Sie sah ihn nicht an, weil sie nicht ertragen konnte, dass er log. Dass er log, nachdem sie neununddreißig Jahre verheiratet waren.
„Ich dachte, hier wär was“, sagte er noch einmal und sah wieder so sinnlos von einer Ecke in die andere, „ich hörte hier was. Da dachte ich, hier wär was.“
„Ich hab auch was gehört. Aber es war wohl nichts.“ Sie stellte den Teller vom Tisch und schnippte die Krümel von der Decke. „Nein, es war wohl nichts“, echote er unsicher. Sie kam ihm zu Hilfe: „Komm man. Das war wohl draußen. Komm man zu Bett. Du erkältest dich noch. Auf den kalten Fliesen.“
Er sah zum Fenster hin. „Ja, das muss wohl draußen gewesen sein. Ich dachte, es wär hier.“ Sie hob die Hand zum Lichtschalter. Ich muss das Licht jetzt ausmachen, sonst muss ich nach dem Teller sehen, dachte sie. Ich darf doch nicht nach dem Teller sehen. „Komm man“, sagte sie und machte das Licht aus,“ das war wohl draußen. Die Dachrinne schlägt immer bei Wind gegen die Wand. Es war sicher die Dachrinne. Bei Wind klappert sie immer.“
Sie tappten beide über den dunklen Korridor zum Schlafzimmer. Ihre nackten Füße platschten auf den Fußboden.
„Wind ist ja“, meinte er. „Wind war schon die ganze Nacht.“
Als sie im Bett lagen, sagte sie: „Ja, Wind war schon die ganze Nacht. Es war wohl die Dachrinne.“ „
Ja, ich dachte, es wäre in der Küche. Es war wohl die Dachrinne.“ Er sagte das, als ob er schon halb im Schlaf wäre.
Aber sie merkte, wie unecht seine Stimme klang, wenn er log.
„Es ist kalt“, sagte sie und gähnte leise, „ich krieche unter die Decke. Gute Nacht.“
„Nacht“, antwortete er und noch: „ja, kalt ist es schon ganz schön.“
Dann war es still. Nach vielen Minuten hörte sie, dass er leise und vorsichtig kaute. Sie atmete absichtlich tief und regelmäßig, damit er nicht merken sollte, dass sie noch wach war. Aber sein Kauen war so regelmäßig, dass sie davon langsam einschlief.

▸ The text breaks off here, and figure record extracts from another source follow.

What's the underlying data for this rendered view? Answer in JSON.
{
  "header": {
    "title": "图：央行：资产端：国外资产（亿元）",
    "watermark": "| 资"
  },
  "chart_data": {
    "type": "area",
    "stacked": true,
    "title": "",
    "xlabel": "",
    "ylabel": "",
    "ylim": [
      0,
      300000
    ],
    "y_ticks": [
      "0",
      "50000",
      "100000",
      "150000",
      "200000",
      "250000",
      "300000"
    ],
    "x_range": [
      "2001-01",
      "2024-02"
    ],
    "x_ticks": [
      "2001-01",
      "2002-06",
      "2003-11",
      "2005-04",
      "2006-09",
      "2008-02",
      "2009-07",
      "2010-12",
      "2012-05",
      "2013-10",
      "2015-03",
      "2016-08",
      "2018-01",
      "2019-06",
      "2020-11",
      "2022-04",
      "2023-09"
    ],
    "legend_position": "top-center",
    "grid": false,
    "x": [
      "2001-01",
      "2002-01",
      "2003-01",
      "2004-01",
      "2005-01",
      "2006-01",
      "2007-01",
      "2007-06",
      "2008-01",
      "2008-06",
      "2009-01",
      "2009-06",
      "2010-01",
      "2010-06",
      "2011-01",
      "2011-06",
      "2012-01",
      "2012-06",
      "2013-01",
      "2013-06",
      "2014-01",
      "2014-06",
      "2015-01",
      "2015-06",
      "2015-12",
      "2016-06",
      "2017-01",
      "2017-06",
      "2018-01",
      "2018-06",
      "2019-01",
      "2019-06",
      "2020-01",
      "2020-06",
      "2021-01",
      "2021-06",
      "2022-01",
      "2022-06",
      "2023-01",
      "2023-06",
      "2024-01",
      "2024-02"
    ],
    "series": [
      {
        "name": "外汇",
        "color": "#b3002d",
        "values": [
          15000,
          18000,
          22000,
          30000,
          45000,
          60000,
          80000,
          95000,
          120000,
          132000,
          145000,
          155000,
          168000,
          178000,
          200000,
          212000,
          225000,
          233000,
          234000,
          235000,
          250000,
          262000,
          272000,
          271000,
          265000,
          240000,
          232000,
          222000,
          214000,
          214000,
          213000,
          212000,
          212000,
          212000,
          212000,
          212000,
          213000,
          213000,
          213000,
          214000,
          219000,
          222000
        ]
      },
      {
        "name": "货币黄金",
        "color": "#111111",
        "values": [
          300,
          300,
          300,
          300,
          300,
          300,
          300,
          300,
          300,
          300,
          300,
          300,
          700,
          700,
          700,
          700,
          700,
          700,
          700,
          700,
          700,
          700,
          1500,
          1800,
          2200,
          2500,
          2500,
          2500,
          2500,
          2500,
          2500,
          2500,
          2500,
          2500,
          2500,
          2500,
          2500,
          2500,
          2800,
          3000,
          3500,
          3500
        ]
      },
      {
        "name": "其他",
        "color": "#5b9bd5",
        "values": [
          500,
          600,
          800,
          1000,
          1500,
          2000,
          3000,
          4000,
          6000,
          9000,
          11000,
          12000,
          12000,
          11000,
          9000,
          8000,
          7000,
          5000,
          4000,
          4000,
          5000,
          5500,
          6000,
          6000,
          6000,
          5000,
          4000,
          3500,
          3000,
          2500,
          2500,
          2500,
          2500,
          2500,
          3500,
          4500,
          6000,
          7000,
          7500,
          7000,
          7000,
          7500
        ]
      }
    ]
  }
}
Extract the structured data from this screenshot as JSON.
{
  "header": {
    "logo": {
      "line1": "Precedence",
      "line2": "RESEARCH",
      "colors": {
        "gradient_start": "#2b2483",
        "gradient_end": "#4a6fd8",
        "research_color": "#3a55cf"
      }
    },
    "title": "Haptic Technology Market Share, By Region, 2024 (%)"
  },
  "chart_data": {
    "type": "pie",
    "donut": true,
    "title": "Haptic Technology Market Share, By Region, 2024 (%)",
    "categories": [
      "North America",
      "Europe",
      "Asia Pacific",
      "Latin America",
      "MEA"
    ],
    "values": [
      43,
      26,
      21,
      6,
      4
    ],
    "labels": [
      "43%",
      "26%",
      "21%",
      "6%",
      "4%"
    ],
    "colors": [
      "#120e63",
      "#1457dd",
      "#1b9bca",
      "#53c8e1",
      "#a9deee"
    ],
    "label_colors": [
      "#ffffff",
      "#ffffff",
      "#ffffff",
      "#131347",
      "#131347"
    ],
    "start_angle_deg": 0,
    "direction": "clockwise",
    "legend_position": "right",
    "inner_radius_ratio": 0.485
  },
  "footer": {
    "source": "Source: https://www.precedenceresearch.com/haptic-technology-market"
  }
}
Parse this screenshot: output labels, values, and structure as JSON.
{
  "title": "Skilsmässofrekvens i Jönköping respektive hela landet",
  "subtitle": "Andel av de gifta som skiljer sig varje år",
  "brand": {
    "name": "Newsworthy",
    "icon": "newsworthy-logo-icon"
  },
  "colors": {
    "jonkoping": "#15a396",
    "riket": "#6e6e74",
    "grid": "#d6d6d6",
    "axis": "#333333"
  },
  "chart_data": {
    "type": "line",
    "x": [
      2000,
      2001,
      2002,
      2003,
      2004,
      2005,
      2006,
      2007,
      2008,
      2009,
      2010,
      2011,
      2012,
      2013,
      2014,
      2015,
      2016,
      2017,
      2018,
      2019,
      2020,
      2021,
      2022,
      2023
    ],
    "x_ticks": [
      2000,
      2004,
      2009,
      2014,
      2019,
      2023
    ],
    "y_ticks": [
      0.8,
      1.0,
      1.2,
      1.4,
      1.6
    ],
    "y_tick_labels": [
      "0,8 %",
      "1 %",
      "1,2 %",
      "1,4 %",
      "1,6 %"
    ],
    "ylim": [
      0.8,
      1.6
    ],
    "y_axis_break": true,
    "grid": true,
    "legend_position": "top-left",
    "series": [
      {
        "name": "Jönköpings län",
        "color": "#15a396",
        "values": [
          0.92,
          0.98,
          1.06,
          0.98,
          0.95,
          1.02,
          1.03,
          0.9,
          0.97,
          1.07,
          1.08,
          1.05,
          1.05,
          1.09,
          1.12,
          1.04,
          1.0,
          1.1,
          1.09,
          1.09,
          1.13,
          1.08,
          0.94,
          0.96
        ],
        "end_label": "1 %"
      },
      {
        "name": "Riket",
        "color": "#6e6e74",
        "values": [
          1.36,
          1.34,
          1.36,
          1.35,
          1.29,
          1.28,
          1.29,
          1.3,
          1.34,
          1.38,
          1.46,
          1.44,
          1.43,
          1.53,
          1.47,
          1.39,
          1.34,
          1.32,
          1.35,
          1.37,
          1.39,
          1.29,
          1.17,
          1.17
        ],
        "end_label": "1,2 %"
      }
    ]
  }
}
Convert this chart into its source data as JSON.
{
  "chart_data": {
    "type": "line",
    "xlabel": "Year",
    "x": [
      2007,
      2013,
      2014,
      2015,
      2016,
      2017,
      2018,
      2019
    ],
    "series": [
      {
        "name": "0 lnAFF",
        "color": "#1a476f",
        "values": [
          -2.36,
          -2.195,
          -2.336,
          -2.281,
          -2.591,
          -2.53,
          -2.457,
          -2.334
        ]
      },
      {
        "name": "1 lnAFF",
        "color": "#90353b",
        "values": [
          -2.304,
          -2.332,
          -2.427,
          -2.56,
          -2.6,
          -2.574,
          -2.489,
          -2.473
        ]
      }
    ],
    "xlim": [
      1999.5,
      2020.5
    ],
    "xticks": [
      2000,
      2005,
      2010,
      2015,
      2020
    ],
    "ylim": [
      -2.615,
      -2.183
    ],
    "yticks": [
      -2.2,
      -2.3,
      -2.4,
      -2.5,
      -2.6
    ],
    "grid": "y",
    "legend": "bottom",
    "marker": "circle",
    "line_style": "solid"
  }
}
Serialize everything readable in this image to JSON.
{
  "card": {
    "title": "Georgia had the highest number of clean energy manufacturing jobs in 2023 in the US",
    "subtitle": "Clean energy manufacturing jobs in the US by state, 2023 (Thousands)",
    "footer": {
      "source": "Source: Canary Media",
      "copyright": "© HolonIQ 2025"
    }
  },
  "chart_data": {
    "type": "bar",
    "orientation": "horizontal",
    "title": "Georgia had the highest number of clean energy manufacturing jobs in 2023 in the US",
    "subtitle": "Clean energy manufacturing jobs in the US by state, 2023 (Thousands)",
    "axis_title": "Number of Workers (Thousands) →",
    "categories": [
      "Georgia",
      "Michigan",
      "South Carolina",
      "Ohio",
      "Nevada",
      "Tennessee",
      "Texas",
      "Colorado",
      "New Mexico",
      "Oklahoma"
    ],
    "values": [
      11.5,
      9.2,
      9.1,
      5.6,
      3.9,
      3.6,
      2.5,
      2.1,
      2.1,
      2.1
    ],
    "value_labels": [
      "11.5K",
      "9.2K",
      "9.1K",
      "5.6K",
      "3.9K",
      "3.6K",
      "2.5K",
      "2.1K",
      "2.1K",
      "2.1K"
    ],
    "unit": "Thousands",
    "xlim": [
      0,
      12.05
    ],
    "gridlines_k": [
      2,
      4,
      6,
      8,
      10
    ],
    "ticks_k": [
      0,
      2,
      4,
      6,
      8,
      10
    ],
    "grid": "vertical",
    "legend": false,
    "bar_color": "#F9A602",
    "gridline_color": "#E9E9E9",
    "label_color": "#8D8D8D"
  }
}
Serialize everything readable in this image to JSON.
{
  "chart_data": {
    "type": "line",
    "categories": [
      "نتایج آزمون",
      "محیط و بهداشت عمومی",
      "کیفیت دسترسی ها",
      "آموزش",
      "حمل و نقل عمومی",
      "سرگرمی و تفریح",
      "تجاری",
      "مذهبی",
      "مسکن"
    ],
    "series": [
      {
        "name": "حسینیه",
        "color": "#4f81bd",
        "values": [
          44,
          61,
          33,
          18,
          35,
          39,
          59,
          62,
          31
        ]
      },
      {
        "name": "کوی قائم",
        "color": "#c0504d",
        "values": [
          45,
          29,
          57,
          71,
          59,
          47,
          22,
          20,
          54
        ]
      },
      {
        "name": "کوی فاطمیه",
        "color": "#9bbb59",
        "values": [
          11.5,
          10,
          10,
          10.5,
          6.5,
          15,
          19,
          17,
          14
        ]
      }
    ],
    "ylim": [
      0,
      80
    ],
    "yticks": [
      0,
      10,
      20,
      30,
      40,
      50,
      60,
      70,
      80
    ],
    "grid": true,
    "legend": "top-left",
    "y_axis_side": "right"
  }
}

Als er am nächsten Abend nach Hause kam, schob sie ihm vier Scheiben Brot hin. Sonst hatte er immer nur drei essen können.
„Du kannst ruhig vier essen“, sagte sie und ging von der Lampe weg. „Ich kann dieses Brot nicht so recht vertragen. Iss du man eine mehr. Ich vertrag es nicht so gut.“
Sie sah, wie er sich tief über den Teller beugte. Er sah nicht auf. In diesem Augenblick tat er ihr leid.
„Du kannst doch nicht nur zwei Scheiben essen“, sagte er auf seinem Teller. „
Doch. Abends vertrag ich das Brot nicht gut. Iss man. Iss man.“
Erst nach einer Weile setzte sie sich unter die Lampe an den Tisch.


aus: Wolfgang Borchert: Das Gesamtwerk. Hamburg (Rowohlt) 1949.

(Nach)Kriegsgeschichten und ihre Verfilmungen im Unterricht

Das Brot als das Symbol für Leben hat eine wichtige Funktion in allen drei Texten. In dieser ersten Geschichte steht es zwar zunächst im Mittelpunkt des Geschehens, das eigentliche Thema ist jedoch die Beziehung der beiden alten Leute.